Вот подняли занавес, и перед вами сразу предстает что-то удивительно красивое. В белую раму заключена картина, точно нарисованная на листе бумаги: пол сделан сильно покатым, как это всегда можно видеть на миниатюрах, разграфлен треугольниками; по середине — колодец; на синего тона стенах — старинные французские лилии; но самое оригинальное — в глубине: там, в задней стене, проделано пять дверей, завешанных портьерами. Над каждой дверью надпись; над двумя краевыми: налево — «родители», направо — «сыновья», над тремя другими — «Совесть», «Зависть» и «Братская {30} любовь»; это обозначает, что каждое действующее лицо будет выходить из соответствующей двери и туда же скрываться; внизу, ниже пола, помещена, заимствованная из полного заглавия пьесы, надпись о том, что именно содержит данное представление, а наверху — такая же надпись, гласящая, чем кончится пьеса. Такова обстановка для моралите XV века, «Нынешние братья», сочиненного христианином Николаем в городе Париже, в улице Notre Dame, в дом под гербом Франции.

Вот появляется Пролог в удивительно красивом костюме, где все, начиная с туфлей и кончая жезлом в его руке, сделано по подлинным документам, и обращается к публике, приглашая ее ко вниманию.

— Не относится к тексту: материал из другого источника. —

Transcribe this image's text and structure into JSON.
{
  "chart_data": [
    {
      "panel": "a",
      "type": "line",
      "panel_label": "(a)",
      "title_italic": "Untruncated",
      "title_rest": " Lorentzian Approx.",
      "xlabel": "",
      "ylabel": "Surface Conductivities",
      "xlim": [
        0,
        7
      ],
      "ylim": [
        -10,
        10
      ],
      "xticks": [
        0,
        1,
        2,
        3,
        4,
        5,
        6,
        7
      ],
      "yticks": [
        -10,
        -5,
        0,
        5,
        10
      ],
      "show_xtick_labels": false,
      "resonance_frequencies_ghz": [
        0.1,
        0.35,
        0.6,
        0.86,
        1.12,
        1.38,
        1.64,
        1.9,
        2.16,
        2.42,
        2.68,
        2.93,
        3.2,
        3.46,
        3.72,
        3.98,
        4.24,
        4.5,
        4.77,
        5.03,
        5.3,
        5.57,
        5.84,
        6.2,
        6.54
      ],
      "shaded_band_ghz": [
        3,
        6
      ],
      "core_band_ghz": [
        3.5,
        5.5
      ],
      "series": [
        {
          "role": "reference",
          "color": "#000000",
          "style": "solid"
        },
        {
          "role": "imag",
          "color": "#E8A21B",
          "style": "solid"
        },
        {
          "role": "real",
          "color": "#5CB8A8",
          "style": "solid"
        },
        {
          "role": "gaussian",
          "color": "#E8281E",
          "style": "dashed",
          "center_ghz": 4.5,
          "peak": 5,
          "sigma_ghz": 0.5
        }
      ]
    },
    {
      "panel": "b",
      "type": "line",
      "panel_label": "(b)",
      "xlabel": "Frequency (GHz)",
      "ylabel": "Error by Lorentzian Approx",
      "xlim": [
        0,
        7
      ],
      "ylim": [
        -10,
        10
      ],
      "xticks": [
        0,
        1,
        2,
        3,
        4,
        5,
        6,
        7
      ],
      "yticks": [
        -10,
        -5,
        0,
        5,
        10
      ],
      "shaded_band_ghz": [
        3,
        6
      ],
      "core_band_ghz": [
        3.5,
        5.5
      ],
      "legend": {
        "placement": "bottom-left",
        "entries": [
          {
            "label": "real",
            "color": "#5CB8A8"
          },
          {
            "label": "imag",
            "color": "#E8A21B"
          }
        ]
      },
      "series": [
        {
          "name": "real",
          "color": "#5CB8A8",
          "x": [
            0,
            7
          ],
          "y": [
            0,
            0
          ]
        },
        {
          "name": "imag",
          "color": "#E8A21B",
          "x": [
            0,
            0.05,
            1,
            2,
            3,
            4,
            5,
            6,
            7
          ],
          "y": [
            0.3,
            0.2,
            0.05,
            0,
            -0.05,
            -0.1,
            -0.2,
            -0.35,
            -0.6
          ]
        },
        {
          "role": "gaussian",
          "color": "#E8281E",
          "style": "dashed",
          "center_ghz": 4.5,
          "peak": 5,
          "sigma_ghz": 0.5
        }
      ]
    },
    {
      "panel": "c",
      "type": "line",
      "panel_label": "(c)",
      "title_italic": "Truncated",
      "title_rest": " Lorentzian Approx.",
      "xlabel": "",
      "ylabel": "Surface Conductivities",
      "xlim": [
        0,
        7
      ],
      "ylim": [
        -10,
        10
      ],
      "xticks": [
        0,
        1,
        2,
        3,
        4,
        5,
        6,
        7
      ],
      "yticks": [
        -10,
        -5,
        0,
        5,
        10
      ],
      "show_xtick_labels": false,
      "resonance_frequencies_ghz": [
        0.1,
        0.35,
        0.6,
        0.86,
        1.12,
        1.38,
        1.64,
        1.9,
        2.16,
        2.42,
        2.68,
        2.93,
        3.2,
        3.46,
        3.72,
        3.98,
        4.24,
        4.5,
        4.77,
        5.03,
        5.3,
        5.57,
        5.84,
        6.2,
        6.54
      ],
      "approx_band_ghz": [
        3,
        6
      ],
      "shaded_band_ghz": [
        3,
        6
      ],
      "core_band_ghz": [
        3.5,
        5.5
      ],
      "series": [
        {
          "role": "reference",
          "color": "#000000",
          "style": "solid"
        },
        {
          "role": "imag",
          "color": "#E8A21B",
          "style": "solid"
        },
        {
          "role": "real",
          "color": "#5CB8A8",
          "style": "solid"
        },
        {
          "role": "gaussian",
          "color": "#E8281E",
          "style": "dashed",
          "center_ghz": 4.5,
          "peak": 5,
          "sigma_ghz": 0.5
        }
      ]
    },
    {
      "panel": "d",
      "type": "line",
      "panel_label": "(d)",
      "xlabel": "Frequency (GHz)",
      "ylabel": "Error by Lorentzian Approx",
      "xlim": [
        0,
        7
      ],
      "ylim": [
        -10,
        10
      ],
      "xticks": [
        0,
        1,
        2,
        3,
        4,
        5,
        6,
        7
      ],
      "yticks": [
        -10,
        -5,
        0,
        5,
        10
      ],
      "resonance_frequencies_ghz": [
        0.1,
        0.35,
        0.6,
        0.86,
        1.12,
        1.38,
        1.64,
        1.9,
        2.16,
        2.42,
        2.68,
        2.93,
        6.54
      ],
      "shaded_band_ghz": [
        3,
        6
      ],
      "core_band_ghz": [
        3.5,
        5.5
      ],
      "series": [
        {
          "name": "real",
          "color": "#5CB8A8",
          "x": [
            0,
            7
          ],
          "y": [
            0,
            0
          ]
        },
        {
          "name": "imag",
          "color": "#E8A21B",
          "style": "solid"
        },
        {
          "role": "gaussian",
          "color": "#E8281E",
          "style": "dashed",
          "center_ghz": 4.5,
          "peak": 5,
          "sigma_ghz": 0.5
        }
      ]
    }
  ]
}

«Сограждане, торговцы, дамы наши!
Приветствую почтенное собранье.
Прошу вас, навострите уши ваши
И к представлению направьте все вниманье!
Его даем мы вам не для потехи,
Но для того, чтоб правду показать,
Чтоб с Божьей помощью и без помехи
Вы эту правду здесь могли узнать».

Пролог делает изящнейший поклон и исчезает. Представление начинается. Левая {31} занавесочка отдергивается, оттуда появляются родители и начинают в примитивном тоне скандировать стихи; потом из правой двери выходят трое сыновей, а за ними также из соответствующего отверстия Братская любовь, а чтобы зритель никак не мог ошибиться, кто сия прекрасная дама, последняя держит доску с надписью черными буквами по белому фону: «Братская любовь». Получается презабавное зрелище: действующая реальные лица вступают в разговор с аллегорическими фигурами, с олицетворениями отвлеченных понятий, а те им отвечают.

Когда появляется Зависть, она наклоняется над двумя спящими старшими братьями и внушает им быть завистливыми, после чего скрывается. Братья просыпаются и тотчас же начинают выражать зависть к младшему брату, любимцу отца. Они решают сейчас же идти к родителю и восстановить его против сына. Но выходит Совесть, читает соответствующее внушение, и братья успокаиваются. Тогда снова является Зависть и принимается за дело, на этот раз стол успешно, что завистники решают убить брата, каковое намерение и приводится в исполнение: брата {32} преблагополучно бросают в колодезь. Но моралите не было бы моралите, если бы добро не оказалось торжествующим по всей линии. Сначала Угрызение Совести отчитывает преступных братьев, и настолько успешно, что они в конце концов не выдерживают и каются перед родителями в совершенном злодеянии. Потом, когда несчастный отец плачет над колодцем, оттуда неожиданно раздается голос:

«Отец! Я жив еще теперь.
И зависть братская, поверь,
Не причинила мне вреда».

И вслед затем убитый сын преспокойно вылезает оттуда, хотя и пробыл там четыре дня, утешает пораженных горем родителей, прощает братьев, и все оканчивается к общему благополучно нравоучением, что вот как нужно остерегаться злой зависти, и как хорошо, что угрызение совести во время пришло на помощь и привело братьев на путь раскаяния. Снова выступает Пролог и речью, обращенной к публик, заканчивает спектакль.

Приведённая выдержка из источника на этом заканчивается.